Morgan Stanley uses a version of the OpenAI model that was made for its business and which has been fed with 100,000 internal documents, over 1 million pages. Financial advisors use it to help them find information to promptly answer client questions, for example, whether or not to invest in a particular company (previously, answering that question required locating and reading numerous reports).

That gives advisors more time to talk to clients, said Jeff McMillan, director of data analytics and wealth management at the firm. The tool does not know about individual customers or any human touch that might be needed, for example if the customer is sick or going through a divorce.

Professional recruitment firm Aquent Talent is using a corporate version of Bard. Generally, humans scan resumes and portfolios of professionals to find someone whose qualifications match what is sought in a job opening. The tool can do this much more efficiently. But the job still requires human review, especially in hiring, because human biases are built in, said Rohshann Pilla, president of Aquent Talento.

Harvey, funded by OpenAI, is a startup that is selling such a tool to law firms. Directors use the tool to strategize, for example, devising ten questions to ask in a court deposition or summarizing how the firm negotiated similar agreements.

“It’s not a question of ‘this is the advice I would give a client,'” said one of Harvey’s co-founders, Winston Weinberg. “It’s ‘how can I sift through this information quickly to get to the point of defining a board?’ It still takes the person who makes the decision.”

He said the tool is especially useful for attorneys’ assistants. They use it to learn—asking questions like “what is this type of contract for” or “why was it written like that?”—or to write first drafts of texts, for example summaries of financial statements.

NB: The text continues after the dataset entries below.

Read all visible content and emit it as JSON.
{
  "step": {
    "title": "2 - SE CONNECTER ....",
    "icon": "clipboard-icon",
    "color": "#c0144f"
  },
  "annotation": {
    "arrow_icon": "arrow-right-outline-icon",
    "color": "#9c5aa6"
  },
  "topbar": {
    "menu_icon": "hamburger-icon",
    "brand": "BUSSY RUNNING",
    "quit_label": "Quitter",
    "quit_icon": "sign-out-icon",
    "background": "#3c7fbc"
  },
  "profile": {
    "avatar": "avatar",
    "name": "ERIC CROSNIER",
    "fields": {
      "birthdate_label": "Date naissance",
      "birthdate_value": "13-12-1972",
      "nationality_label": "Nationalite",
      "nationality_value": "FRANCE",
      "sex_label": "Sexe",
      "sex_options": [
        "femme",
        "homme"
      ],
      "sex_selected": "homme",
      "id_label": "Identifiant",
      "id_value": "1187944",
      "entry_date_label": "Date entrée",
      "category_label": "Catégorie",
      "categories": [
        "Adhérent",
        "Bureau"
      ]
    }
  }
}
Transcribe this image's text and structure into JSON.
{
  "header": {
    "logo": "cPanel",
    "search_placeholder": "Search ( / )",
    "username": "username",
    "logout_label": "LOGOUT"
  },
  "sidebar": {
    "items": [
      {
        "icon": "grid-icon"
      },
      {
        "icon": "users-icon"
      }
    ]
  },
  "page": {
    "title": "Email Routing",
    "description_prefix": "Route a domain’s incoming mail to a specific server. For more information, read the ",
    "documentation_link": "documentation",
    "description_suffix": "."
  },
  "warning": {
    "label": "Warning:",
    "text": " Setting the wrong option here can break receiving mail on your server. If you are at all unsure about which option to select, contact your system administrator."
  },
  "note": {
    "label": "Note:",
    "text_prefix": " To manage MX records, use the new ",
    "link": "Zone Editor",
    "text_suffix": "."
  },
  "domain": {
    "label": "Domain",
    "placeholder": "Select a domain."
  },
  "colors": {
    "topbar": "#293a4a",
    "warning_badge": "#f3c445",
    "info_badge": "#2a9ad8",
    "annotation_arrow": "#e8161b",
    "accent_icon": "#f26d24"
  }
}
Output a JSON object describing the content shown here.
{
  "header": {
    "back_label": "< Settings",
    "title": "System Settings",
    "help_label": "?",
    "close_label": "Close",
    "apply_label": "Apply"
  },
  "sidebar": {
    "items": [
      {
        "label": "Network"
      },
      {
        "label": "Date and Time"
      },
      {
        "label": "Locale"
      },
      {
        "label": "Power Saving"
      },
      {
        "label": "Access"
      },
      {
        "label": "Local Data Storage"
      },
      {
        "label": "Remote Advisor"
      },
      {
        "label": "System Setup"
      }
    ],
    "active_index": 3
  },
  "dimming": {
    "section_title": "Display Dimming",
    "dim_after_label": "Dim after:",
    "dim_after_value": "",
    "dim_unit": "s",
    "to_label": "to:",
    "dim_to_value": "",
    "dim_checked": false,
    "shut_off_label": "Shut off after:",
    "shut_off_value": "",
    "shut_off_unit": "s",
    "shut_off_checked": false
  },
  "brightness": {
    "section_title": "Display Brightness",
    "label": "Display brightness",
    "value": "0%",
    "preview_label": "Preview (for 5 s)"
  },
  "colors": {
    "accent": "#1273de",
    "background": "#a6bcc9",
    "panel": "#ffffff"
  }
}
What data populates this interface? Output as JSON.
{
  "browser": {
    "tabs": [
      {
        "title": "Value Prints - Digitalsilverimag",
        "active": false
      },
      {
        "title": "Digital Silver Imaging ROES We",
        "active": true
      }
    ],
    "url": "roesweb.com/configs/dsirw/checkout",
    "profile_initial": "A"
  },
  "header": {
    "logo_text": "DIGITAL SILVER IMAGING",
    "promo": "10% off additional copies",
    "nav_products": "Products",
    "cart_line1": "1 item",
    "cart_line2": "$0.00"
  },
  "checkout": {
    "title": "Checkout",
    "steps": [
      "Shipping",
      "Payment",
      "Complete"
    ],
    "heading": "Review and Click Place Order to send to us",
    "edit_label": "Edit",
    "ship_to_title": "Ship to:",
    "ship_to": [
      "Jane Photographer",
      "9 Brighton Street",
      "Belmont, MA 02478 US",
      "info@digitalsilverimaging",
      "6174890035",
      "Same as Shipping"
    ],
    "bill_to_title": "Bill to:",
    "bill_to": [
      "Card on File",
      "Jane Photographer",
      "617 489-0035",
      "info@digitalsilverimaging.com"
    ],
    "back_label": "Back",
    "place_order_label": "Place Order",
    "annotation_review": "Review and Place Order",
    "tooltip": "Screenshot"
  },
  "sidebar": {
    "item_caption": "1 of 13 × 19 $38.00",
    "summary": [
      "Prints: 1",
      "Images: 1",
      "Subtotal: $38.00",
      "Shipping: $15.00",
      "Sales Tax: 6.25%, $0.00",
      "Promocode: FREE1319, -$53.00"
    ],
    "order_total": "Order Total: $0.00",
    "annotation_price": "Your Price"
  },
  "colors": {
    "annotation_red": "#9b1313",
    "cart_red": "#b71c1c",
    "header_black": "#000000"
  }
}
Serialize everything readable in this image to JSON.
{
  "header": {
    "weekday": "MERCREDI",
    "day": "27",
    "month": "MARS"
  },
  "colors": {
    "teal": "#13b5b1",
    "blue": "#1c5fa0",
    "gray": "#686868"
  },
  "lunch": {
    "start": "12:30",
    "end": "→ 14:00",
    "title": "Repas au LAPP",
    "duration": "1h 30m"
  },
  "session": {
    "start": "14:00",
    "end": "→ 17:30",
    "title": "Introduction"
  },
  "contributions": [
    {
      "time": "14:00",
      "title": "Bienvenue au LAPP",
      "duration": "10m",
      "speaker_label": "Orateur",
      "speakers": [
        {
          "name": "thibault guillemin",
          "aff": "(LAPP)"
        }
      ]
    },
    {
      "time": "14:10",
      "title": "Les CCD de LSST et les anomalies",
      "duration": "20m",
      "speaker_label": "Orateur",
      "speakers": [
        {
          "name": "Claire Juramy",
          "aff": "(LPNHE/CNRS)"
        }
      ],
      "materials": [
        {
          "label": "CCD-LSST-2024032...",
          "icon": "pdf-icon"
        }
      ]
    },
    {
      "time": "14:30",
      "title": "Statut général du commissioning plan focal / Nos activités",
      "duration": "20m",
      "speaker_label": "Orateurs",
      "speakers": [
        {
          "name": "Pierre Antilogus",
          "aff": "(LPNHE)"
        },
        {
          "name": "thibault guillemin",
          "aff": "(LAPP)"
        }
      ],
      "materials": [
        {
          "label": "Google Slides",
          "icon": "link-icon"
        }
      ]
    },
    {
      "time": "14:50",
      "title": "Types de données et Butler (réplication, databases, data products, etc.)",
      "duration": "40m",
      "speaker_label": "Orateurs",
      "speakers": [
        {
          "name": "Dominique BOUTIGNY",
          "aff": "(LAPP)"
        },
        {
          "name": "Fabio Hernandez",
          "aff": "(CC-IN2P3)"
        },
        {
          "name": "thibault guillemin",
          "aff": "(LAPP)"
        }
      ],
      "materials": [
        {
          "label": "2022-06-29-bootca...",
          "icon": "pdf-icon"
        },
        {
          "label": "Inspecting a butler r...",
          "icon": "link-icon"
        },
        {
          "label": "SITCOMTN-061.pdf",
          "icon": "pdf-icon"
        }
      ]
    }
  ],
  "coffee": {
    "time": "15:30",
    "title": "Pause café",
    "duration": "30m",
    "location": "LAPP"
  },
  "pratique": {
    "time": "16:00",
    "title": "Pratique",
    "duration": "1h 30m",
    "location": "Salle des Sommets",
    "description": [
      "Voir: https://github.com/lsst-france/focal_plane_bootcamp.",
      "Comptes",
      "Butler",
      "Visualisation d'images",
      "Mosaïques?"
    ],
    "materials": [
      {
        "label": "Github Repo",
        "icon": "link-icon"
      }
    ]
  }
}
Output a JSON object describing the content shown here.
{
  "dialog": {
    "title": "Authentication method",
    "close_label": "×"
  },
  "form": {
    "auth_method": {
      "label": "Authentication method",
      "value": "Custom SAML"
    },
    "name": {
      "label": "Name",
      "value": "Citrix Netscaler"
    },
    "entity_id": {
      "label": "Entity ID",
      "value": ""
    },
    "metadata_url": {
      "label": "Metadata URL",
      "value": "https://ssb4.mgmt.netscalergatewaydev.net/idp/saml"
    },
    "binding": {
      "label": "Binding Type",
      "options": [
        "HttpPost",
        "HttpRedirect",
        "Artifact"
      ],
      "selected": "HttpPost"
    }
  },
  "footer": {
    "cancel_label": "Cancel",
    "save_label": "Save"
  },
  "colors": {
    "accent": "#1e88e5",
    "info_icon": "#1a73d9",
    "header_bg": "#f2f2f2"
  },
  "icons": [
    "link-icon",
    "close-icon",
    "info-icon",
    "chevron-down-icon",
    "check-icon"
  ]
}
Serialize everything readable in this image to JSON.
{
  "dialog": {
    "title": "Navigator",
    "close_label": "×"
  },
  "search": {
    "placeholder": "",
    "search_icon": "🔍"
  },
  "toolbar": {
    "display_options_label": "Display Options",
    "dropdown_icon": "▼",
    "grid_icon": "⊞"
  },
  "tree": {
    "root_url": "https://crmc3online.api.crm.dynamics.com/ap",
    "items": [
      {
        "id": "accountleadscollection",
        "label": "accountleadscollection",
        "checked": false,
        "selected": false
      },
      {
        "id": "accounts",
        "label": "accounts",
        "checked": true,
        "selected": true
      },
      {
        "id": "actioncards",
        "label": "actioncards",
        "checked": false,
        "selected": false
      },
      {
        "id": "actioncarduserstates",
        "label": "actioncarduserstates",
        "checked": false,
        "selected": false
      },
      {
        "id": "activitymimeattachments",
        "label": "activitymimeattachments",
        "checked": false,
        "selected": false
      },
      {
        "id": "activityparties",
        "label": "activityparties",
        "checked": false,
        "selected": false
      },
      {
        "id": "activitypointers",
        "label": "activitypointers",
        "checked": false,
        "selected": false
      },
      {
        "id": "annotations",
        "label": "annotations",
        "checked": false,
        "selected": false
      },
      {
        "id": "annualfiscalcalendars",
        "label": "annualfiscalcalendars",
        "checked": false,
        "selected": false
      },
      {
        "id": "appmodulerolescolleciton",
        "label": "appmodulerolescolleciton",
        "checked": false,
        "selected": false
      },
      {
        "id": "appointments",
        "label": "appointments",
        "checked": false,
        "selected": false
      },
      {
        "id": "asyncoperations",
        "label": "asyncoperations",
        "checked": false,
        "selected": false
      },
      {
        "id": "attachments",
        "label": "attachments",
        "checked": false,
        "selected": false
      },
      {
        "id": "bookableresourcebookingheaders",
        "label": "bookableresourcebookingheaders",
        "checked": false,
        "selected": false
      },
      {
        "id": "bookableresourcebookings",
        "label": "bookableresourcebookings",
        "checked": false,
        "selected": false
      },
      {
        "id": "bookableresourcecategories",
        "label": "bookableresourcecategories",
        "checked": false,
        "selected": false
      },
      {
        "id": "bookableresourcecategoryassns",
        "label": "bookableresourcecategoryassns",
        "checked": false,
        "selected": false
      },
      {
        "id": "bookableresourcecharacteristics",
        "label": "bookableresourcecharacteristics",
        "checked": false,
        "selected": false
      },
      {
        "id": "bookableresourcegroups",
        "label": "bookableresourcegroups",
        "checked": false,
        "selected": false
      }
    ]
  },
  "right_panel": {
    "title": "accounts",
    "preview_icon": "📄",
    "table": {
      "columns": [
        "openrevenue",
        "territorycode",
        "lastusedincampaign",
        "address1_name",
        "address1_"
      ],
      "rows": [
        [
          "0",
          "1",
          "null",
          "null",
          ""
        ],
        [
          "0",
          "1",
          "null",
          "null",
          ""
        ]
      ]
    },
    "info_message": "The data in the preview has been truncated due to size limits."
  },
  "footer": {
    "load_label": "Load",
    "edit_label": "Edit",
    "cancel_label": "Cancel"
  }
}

“Suddenly they have an assistant,” he said. “People will be able to do higher-level jobs in less time, moving them to a more advanced position in their careers in less time.”

Others who study how companies use large language models have found a similar pattern: The models help most junior employees. A study by Brynjolfsson and colleagues of customer service agents found that using AI increased their productivity by 14% overall and 35% for lower-skilled workers who moved up the learning curve faster with help. of the models.

“AI bridges the gap between entry-level and highly competent professionals,” commented Robert Seamans of the Stern School of Business at New York University, who co-wrote a paper saying that the professions most exposed to great language models are those in field of telemarketing and certain school teachers.

The most recent wave of automation, affecting jobs in the manufacturing sector, has deepened income inequality, research shows, by depriving workers without college degrees of well-paying jobs. But some scholars say the big language models can do the opposite, narrowing the disparity between the highest-paid professionals and everyone else.

“My hope is that AI will help people with less formal education get more done,” said David Autor, a labor economist at MIT, “by lowering the barriers to entry into high-paying elite jobs.”